(Dictionary Form/Negative-ない Form)CLAUSE1とCLAUSE2 as (“When/If/Whenever C1,C2”) (pt. 2 of 2)
This grammar pattern is one of the most commonly used constructions because it has so many different meanings depending on the tense of the overall sentence, thus making it also one of the most tricky grammar constructs.
The one rule that sustains throughout all instances of this grammar construct however is that CLAUSE1 must either be in the Dictionary Form of the Negative-ない Form. Therefore, what changes the meaning of the grammar construct is the tense that CLAUSE2 is in.

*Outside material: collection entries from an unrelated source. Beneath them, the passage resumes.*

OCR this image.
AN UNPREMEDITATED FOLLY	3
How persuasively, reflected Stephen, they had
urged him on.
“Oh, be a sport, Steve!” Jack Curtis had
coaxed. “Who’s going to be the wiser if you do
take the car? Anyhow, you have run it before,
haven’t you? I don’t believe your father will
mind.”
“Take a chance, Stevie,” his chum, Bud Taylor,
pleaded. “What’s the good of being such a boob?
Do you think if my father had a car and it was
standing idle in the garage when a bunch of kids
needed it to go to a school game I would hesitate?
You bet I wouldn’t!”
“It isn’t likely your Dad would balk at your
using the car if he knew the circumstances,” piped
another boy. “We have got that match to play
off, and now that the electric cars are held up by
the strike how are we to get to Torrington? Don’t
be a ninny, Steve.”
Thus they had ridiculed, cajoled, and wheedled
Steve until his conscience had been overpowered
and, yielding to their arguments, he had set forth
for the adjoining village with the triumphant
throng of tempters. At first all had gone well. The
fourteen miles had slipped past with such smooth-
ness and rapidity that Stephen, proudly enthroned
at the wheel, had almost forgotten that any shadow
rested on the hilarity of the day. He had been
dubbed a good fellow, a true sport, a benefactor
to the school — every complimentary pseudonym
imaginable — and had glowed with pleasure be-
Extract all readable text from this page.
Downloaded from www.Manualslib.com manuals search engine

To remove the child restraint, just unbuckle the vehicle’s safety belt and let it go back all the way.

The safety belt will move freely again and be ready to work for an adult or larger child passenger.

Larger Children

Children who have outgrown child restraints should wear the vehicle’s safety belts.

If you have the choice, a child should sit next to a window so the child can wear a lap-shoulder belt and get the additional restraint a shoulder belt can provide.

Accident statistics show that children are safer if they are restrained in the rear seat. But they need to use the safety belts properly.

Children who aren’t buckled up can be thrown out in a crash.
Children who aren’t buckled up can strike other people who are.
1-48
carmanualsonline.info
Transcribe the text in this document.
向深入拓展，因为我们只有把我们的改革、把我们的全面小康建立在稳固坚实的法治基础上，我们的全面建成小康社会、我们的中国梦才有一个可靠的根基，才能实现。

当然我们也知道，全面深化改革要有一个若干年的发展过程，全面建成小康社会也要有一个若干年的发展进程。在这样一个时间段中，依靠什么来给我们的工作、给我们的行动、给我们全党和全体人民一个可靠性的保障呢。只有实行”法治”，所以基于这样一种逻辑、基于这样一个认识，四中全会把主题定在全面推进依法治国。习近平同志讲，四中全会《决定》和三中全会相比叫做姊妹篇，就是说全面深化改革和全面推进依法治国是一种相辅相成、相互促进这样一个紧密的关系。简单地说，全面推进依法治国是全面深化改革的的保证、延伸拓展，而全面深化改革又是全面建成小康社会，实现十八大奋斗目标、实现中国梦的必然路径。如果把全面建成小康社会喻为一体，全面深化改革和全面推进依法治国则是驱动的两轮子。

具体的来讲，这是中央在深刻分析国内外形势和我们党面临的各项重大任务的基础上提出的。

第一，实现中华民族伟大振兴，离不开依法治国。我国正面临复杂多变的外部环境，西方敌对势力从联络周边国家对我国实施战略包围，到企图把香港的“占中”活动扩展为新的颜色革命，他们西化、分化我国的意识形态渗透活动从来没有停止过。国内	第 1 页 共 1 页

The main distinction is between when CLAUSE2 is in the past tense and when CLAUSE2 is in the non-past tense, both scenarios of which further break down into a number of next-tier conditional cases.
When CLAUSE2 is in the non-past tense:
Then both CLAUSE1 and CLAUSE2 represent more hypohetical than specific occurences, and the entire statement itself describes their natural relationship. And so then, one of the following will apply:
1.) CLAUSE2 is a logical or natural result of CLAUSE1, as in, “If CLAUSE1, CLAUSE2” or “CLAUSE1, and CLAUSE2 (will naturally follow)”
2.) CLAUSE2 is a habitaul result of CLAUSE1, as in, “Whenever CLAUSE1, CLAUSE2”
Example(s): (Case #01.)
Tsugi no kado o hidari ni magaru to, benjyo ga aru yo.
(If you make a left at the next corner, there’ll be a toilet there./Make a left at the next corner and there should be a toilet.)
Kougi o kikanai to, shiken ni ochimasuyo.
(If you don’t listen to the lecture, you’ll fail the exam./You don’t listen to the lecture and you’ll fail the exam.)
Example(s): (Case #02.)
Gyuunyuu o nomu to onaka ga itai desu.
(Whenever I drink milk, my stomach hurts.)
Kimatsu shiken ni naru to sugoku shinpai suru.
(Whenever final exams come around, I get super worried.)
*Notice that no matter which conditional case this grammar pattern takes on, CLAUSE2 can never be expressed as something volitional to the speaker (i.e. a demand, request, intention, etc.).